Certainly, if by truth we mean perfection, then audience measurement falls down. There are no perfect audience numbers; all are estimates. Short of interviewing everybody in the population and achieving error-free recall or tracking of behaviour, all measurement systems are imperfect.
So we employ statistical techniques to help us. Four stand out: sample weighting, ascription, data fusion and modelling.
It is true that we can tell what blood type a person has or whether they are afflicted with certain conditions from examining very small amounts of blood. And it is equally true that we can learn a lot from survey samples about peoples’ opinions and behaviour.
But sampling people is not exactly the same as taking a blood sample. People are not homogenous. Our samples need to be representative across a range of demographic and other characteristics that influence whatever behaviour we are measuring.
But it can never be flawless. Reporting samples may be skewed towards certain groups which are easier to recruit or who respond more readily. To the extent these biases are known, they can be compensated for by various kinds of sample weighting.
Then there is the issue of information ‘gaps’, where some people have not answered every question or reported on all the days they were asked to report on. Here, answers can be ‘ascribed’ or filled in on their behalf using information we have collected both from them and similar respondents. This is common practice in many audience measurement studies.
Where we want to collect more information than it is reasonable to ask a single group of people to provide, we can use statistical ‘fusion’ to join together different surveys.
Similar participants from each study will first be matched on as many criteria as possible (e.g. on gender, age group, region and any other characteristics considered pivotal to the behaviours being measured). Survey data on each matching respondent is then merged so that we can look at the answers to questions asked on both studies in a single database.
Again, this is common practice. Many readership surveys fuse data from separate online measurement services to report on cross-platform audiences for newspapers and magazines. Out of Home measurement integrates travel survey data with traffic flow information. Increasingly, TV audience measurement combines panel data with internet traffic data to report on total video usage from all sources.

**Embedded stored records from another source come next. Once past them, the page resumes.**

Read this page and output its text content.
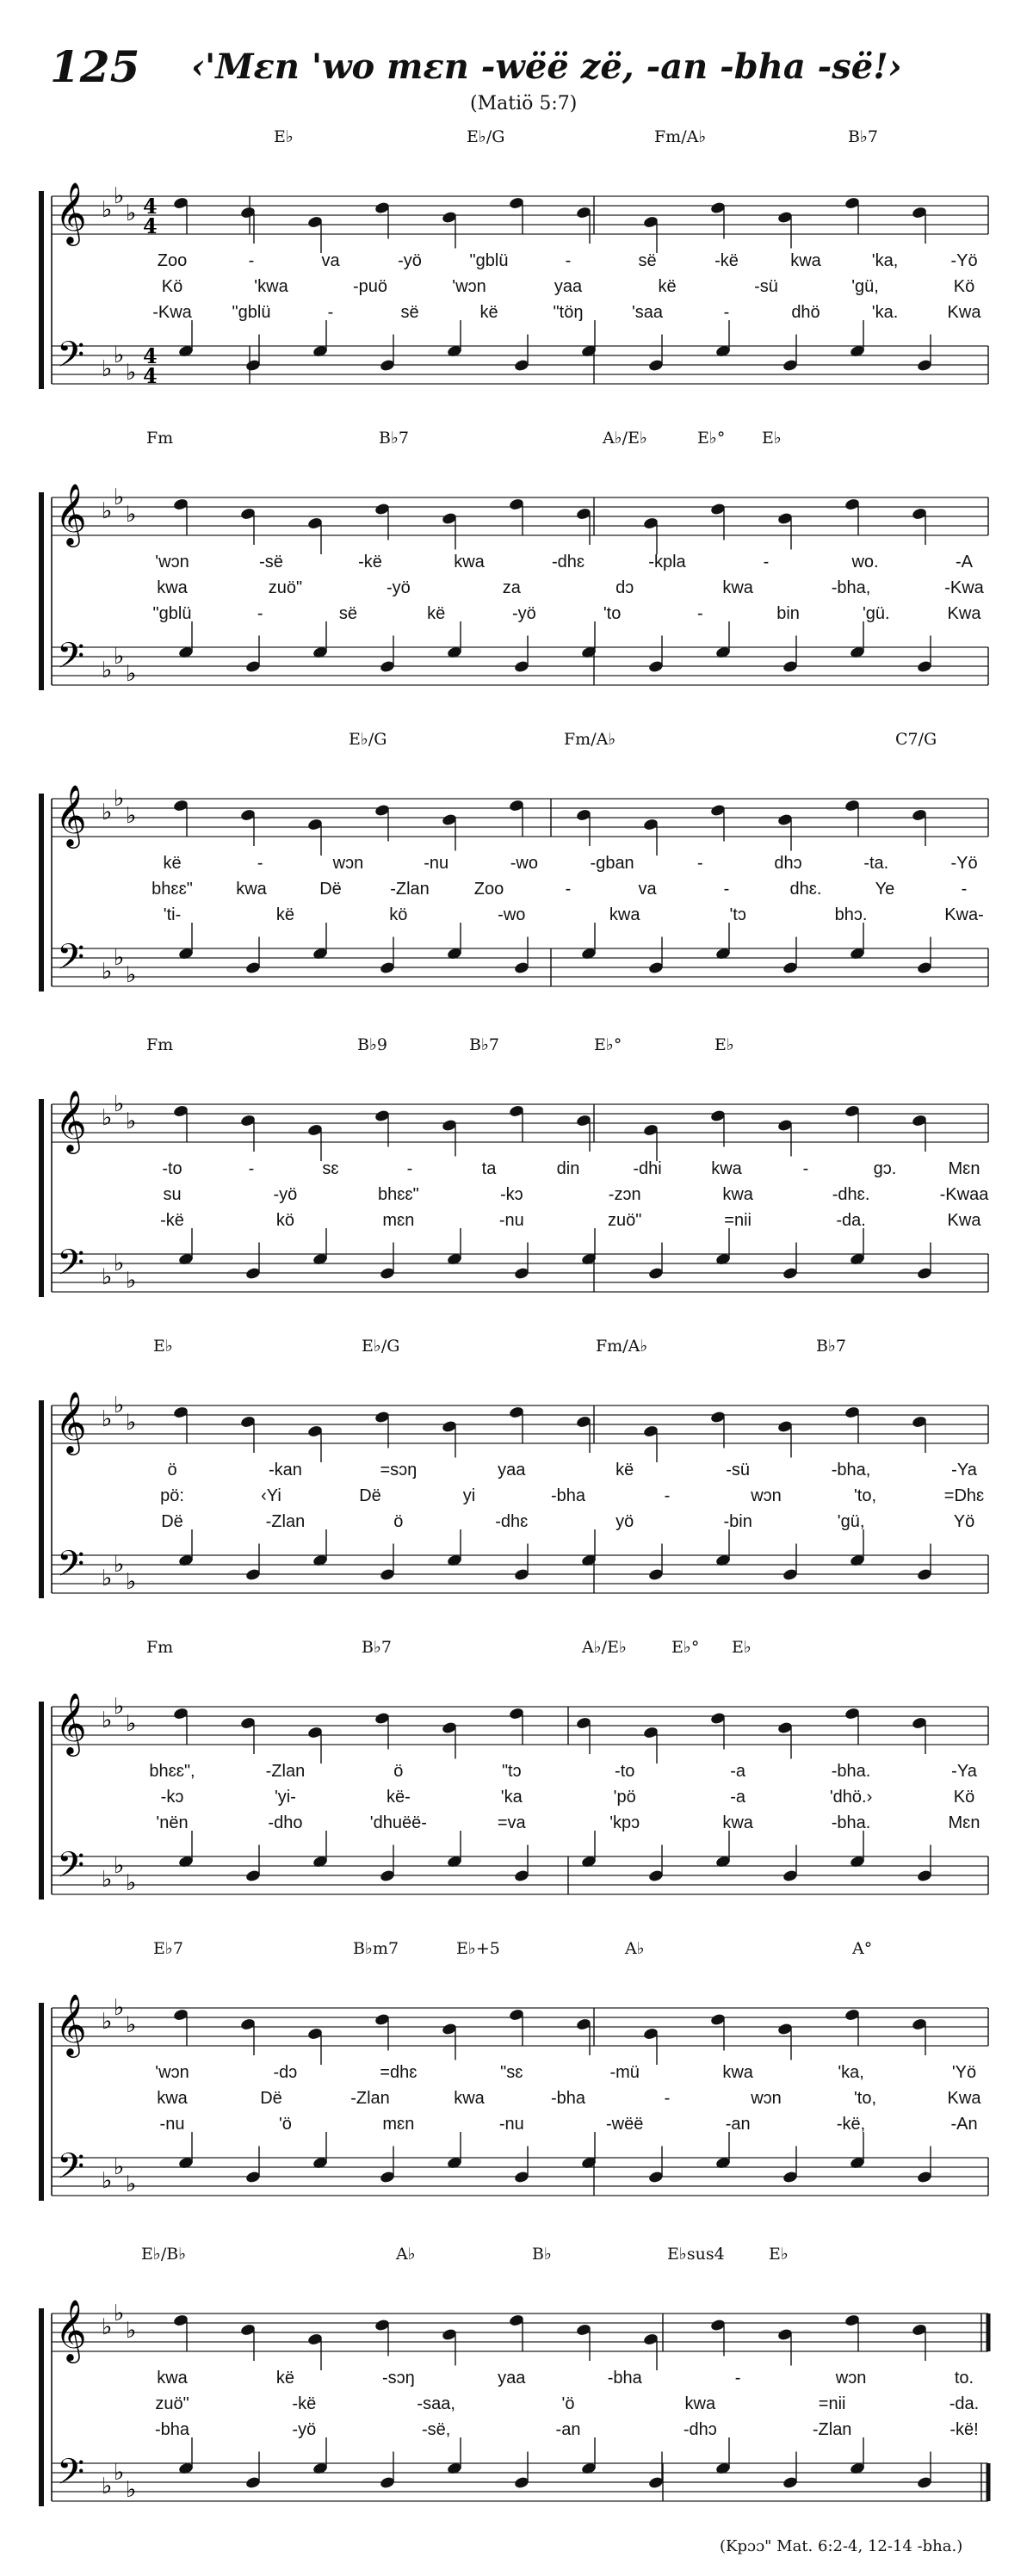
125 ‹'Mɛn 'wo mɛn -wëë zë, -an -bha -së!›
(Matiö 5:7)
𝄞
𝄢
♭
♭
♭
♭
♭
♭
4
4
4
4
E♭	E♭/G	Fm/A♭	B♭7
Zoo	-	va	-yö	"gblü	-	së	-kë	kwa	'ka,	-Yö
Kö	'kwa	-puö	'wɔn	yaa	kë	-sü	'gü,	Kö
-Kwa "gblü	-	së	kë	"töŋ	'saa	-	dhö	'ka.	Kwa
𝄞
𝄢
♭
♭
♭
♭
♭
♭
Fm	B♭7	A♭/E♭	E♭° E♭
'wɔn	-së	-kë	kwa	-dhɛ	-kpla	-	wo.	-A
kwa	zuö"	-yö	za	dɔ	kwa	-bha,	-Kwa
"gblü	-	së	kë	-yö	'to	-	bin	'gü.	Kwa
𝄞
𝄢
♭
♭
♭
♭
♭
♭
E♭/G	Fm/A♭	C7/G
kë	-	wɔn	-nu	-wo	-gban	-	dhɔ	-ta.	-Yö
bhɛɛ"	kwa	Dë	-Zlan	Zoo	-	va	-	dhɛ.	Ye	-
'ti-	kë	kö	-wo	kwa	'tɔ	bhɔ.	Kwa-
𝄞
𝄢
♭
♭
♭
♭
♭
♭
Fm	B♭9	B♭7	E♭°	E♭
-to	-	sɛ	-	ta	din	-dhi	kwa	-	gɔ.	Mɛn
su	-yö	bhɛɛ"	-kɔ	-zɔn	kwa	-dhɛ.	-Kwaa
-kë	kö	mɛn	-nu	zuö"	=nii	-da.	Kwa
𝄞
𝄢
♭
♭
♭
♭
♭
♭
E♭	E♭/G	Fm/A♭	B♭7
ö	-kan	=sɔŋ	yaa	kë	-sü	-bha,	-Ya
pö:	‹Yi	Dë	yi	-bha	-	wɔn	'to,	=Dhɛ
Dë	-Zlan	ö	-dhɛ	yö	-bin	'gü,	Yö
𝄞
𝄢
♭
♭
♭
♭
♭
♭
Fm	B♭7	A♭/E♭	E♭° E♭
bhɛɛ",	-Zlan	ö	"tɔ	-to	-a	-bha.	-Ya
-kɔ	'yi-	kë-	'ka	'pö	-a	'dhö.›	Kö
'nën	-dho	'dhuëë-	=va	'kpɔ	kwa	-bha.	Mɛn
𝄞
𝄢
♭
♭
♭
♭
♭
♭
E♭7	B♭m7	E♭+5	A♭	A°
'wɔn	-dɔ	=dhɛ	"sɛ	-mü	kwa	'ka,	'Yö
kwa	Dë	-Zlan	kwa	-bha	-	wɔn	'to,	Kwa
-nu	'ö	mɛn	-nu	-wëë	-an	-kë,	-An
𝄞
𝄢
♭
♭
♭
♭
♭
♭
E♭/B♭	A♭	B♭	E♭sus4	E♭
kwa	kë	-sɔŋ	yaa	-bha	-	wɔn	to.
zuö"	-kë	-saa,	'ö	kwa	=nii	-da.
-bha	-yö	-së,	-an	-dhɔ	-Zlan	-kë!
(Kpɔɔ" Mat. 6:2-4, 12-14 -bha.)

Which brings us to the ‘modelling’ of behaviours. Nielsen, for example, has recently decided to ‘assign’ rather than collect viewer demographics in several US cities. Here, TV set usage is captured automatically by ‘set-meters’ (which detect when the set is switched on and which channel is it tuned to) while a separate sample of people used to fill out a one-week diary to tell us who was watching.
Assigning viewer data to set behaviour data is not a new idea. In an experiment carried out in Boston in 2000, viewing was modelled from household data and compared to results of peoplemeters and diaries running in parallel in preparation for launch of a new peoplemeter service in 2002.

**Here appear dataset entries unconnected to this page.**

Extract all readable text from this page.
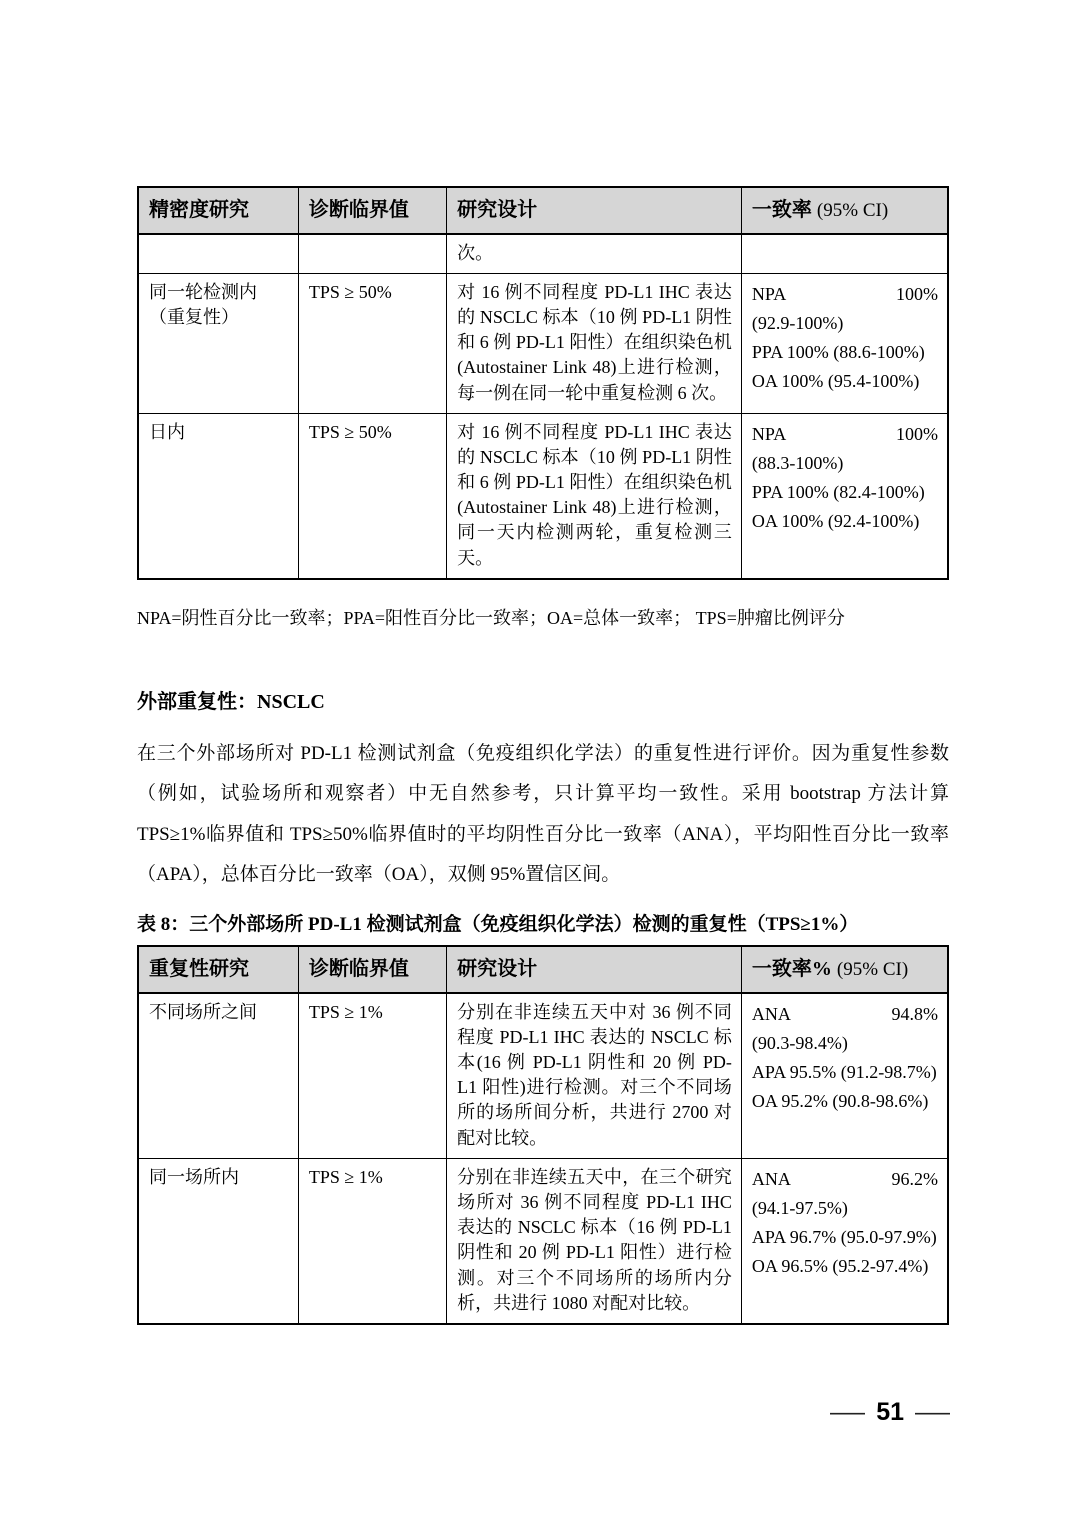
精密度研究	诊断临界值	研究设计	一致率 (95% CI)
		次。	

同一轮检测内
（重复性）
	TPS ≥ 50%	对 16 例不同程度 PD-L1 IHC 表达的 NSCLC 标本（10 例 PD-L1 阴性和 6 例 PD-L1 阳性）在组织染色机(Autostainer Link 48)上进行检测，每一例在同一轮中重复检测 6 次。	
NPA	100%
(92.9-100%)
PPA 100% (88.6-100%)
OA 100% (95.4-100%)

日内	TPS ≥ 50%	对 16 例不同程度 PD-L1 IHC 表达的 NSCLC 标本（10 例 PD-L1 阴性和 6 例 PD-L1 阳性）在组织染色机(Autostainer Link 48)上进行检测，同一天内检测两轮，重复检测三天。	NPA 100%
(88.3-100%)
PPA 100% (82.4-100%)
OA 100% (92.4-100%)

NPA=阴性百分比一致率；PPA=阳性百分比一致率；OA=总体一致率； TPS=肿瘤比例评分

外部重复性：NSCLC

在三个外部场所对 PD-L1 检测试剂盒（免疫组织化学法）的重复性进行评价。因为重复性参数（例如，试验场所和观察者）中无自然参考，只计算平均一致性。采用 bootstrap 方法计算 TPS≥1%临界值和 TPS≥50%临界值时的平均阴性百分比一致率（ANA），平均阳性百分比一致率（APA），总体百分比一致率（OA），双侧 95%置信区间。

表 8：三个外部场所 PD-L1 检测试剂盒（免疫组织化学法）检测的重复性（TPS≥1%）

重复性研究	诊断临界值	研究设计	一致率% (95% CI)

不同场所之间	TPS ≥ 1%	分别在非连续五天中对 36 例不同程度 PD-L1 IHC 表达的 NSCLC 标本(16 例 PD-L1 阴性和 20 例 PD-L1 阳性)进行检测。对三个不同场所的场所间分析，共进行 2700 对配对比较。	ANA 94.8%
(90.3-98.4%)
APA 95.5% (91.2-98.7%)
OA 95.2% (90.8-98.6%)

同一场所内	TPS ≥ 1%	分别在非连续五天中，在三个研究场所对 36 例不同程度 PD-L1 IHC 表达的 NSCLC 标本（16 例 PD-L1 阴性和 20 例 PD-L1 阳性）进行检测。对三个不同场所的场所内分析，共进行 1080 对配对比较。	ANA 96.2%
(94.1-97.5%)
APA 96.7% (95.0-97.9%)
OA 96.5% (95.2-97.4%)
— 51 —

Two sets of household information were looked at: the tuning behaviour captured by the set-meter and the demographic composition of each household in the sample.
The thinking was that, for example, in households where only one person lived, it was reasonable to assign any viewing to that person. In households with a teenager where the set in their bedroom is tuned to MTV, it is equally reasonable to assume that it is the teenager watching.
In 75% of quarter hour time periods examined, modelled results were closer to the peoplemeter outcomes than the diary was (though far from identical). The recommendation of the researchers was that diaries should be dropped in favour of larger set-meter samples and modelling.
Not everybody agrees that we can so easily predict who in a household is watching at any given time. But the same could perhaps be said for diaries – especially if the kind of people who agree to keep a viewing diary are not entirely representative of the population and/or do not log all of their viewing, conscientiously, as it happens. The set meter does not require compliance, so is arguably a more reliable measure. Increasing the sample of set-meter homes will improve accuracy more cost-effectively than adding diary sweeps.
In the end we must make choices: choices about how to improve imperfect measurement systems. We aim for the truth – but we won’t attain the whole truth. Falling survey response and tough challenges managing respondent compliance mean statistical approaches like sample weighting, ascription, data fusion and modelling will play a growing role in audience measurement.